Жюстина кивнула. Больше всего на свете ей хотелось просто вернуться в квартиру миссис Нортон и улечься на диван в кабинете, может быть, с мокрой тряпкой поверх глаз. Последние дни выдались такими хлопотными – поезд, паром, опять поезд. Да еще пришлось делить купе с Генрихом Вальдманом и всю дорогу изображать Джастина Фрэнка. Это совсем ее измучило, а по прибытии в Вену у них даже не было времени отдохнуть.

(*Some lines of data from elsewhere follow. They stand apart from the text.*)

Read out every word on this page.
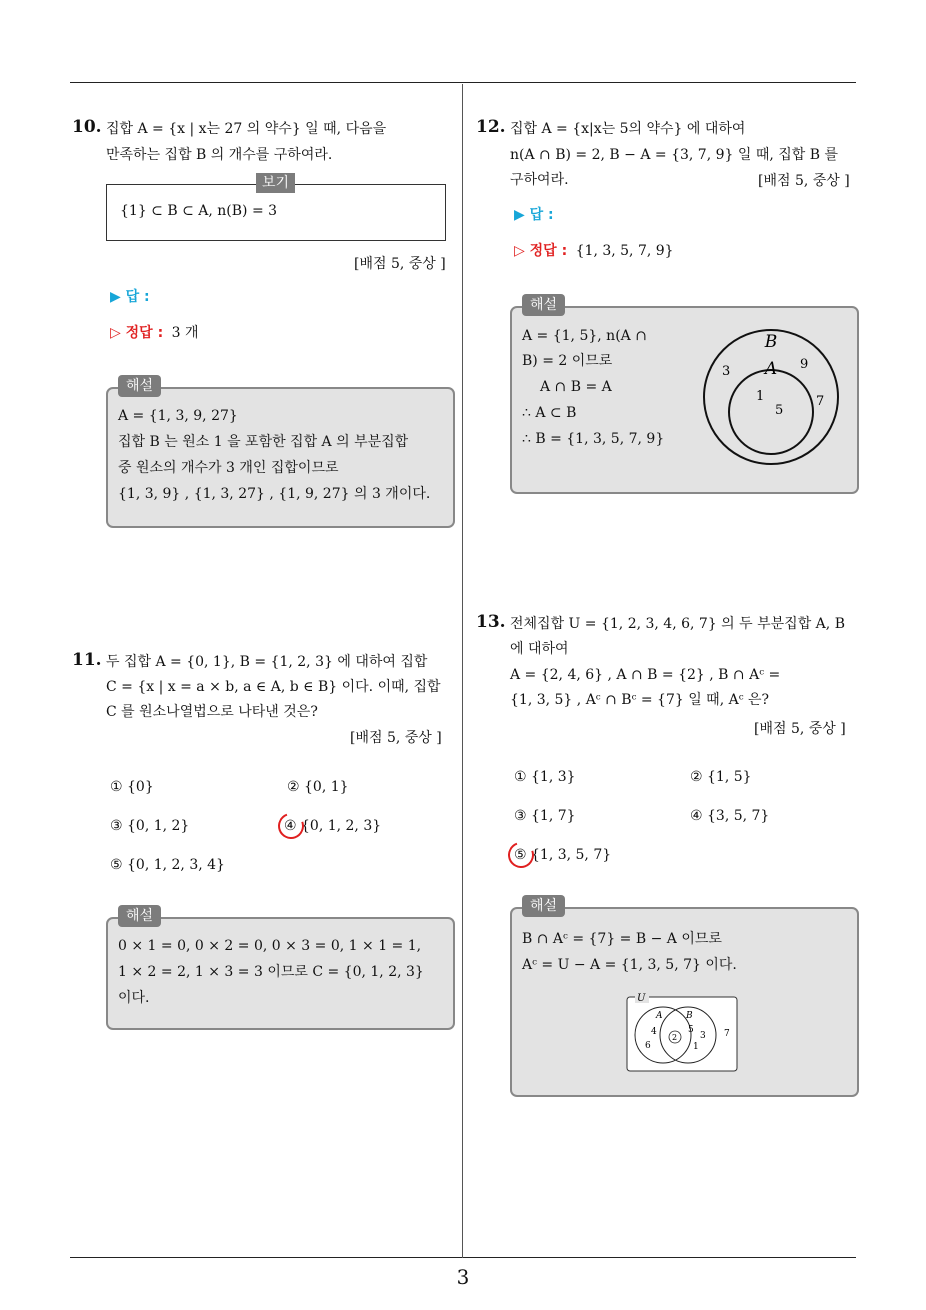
10. 집합 A = {x | x는 27 의 약수} 일 때, 다음을
만족하는 집합 B 의 개수를 구하여라.
보기
{1} ⊂ B ⊂ A, n(B) = 3
[배점 5, 중상 ]
▶ 답 :
▷ 정답 : 3 개
해설
A = {1, 3, 9, 27}
집합 B 는 원소 1 을 포함한 집합 A 의 부분집합
중 원소의 개수가 3 개인 집합이므로
{1, 3, 9} , {1, 3, 27} , {1, 9, 27} 의 3 개이다.
11. 두 집합 A = {0, 1}, B = {1, 2, 3} 에 대하여 집합
C = {x | x = a × b, a ∈ A, b ∈ B} 이다. 이때, 집합
C 를 원소나열법으로 나타낸 것은?
[배점 5, 중상 ]
① {0}	② {0, 1}
③ {0, 1, 2}	④ {0, 1, 2, 3}
⑤ {0, 1, 2, 3, 4}
해설
0 × 1 = 0, 0 × 2 = 0, 0 × 3 = 0, 1 × 1 = 1,
1 × 2 = 2, 1 × 3 = 3 이므로 C = {0, 1, 2, 3}
이다.
12. 집합 A = {x|x는 5의 약수} 에 대하여
n(A ∩ B) = 2, B − A = {3, 7, 9} 일 때, 집합 B 를
구하여라.	[배점 5, 중상 ]
▶ 답 :
▷ 정답 : {1, 3, 5, 7, 9}
해설
A = {1, 5}, n(A ∩
B) = 2 이므로
A ∩ B = A
∴ A ⊂ B
∴ B = {1, 3, 5, 7, 9}
B
A
1
5
3	9
7
13. 전체집합 U = {1, 2, 3, 4, 6, 7} 의 두 부분집합 A, B
에 대하여
A = {2, 4, 6} , A ∩ B = {2} , B ∩ Aᶜ =
{1, 3, 5} , Aᶜ ∩ Bᶜ = {7} 일 때, Aᶜ 은?
[배점 5, 중상 ]
① {1, 3}	② {1, 5}
③ {1, 7}	④ {3, 5, 7}
⑤ {1, 3, 5, 7}
해설
B ∩ Aᶜ = {7} = B − A 이므로
Aᶜ = U − A = {1, 3, 5, 7} 이다.
U
A	B
4
6
2
5
3
1
7
3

Физически она была сильной, сильнее большинства мужчин. Но есть еще другая сила, скорее сродни выносливости, и в этом, она должна была признать, Мэри ее превосходила. Мэри утром просто встала и пошла, тогда как Жюстина чувствовала себя совершенно разбитой: за время путешествия ее страшно утомили все новые и новые виды, звуки, разговоры и просто постоянное присутствие людей рядом. Даже если эти люди были ей дороги, как Мэри и Диана, после нескольких дней подряд в их обществе у нее начинались головные боли. В Лондоне всегда можно было уйти к себе в мастерскую, порисовать. А здесь укрыться негде, да и некогда. Нужно спасать Люсинду Ван Хельсинг – все остальное должно быть подчинено этой цели. Она это знала; и все же вздохнула и прижалась лбом к оконному стеклу, такому твердому и прохладному. Иногда, волей-неволей призналась она себе, ее одолевала ужасная тоска по дому в Корнуэлле, на берегу моря, где она прожила в одиночестве почти целый век.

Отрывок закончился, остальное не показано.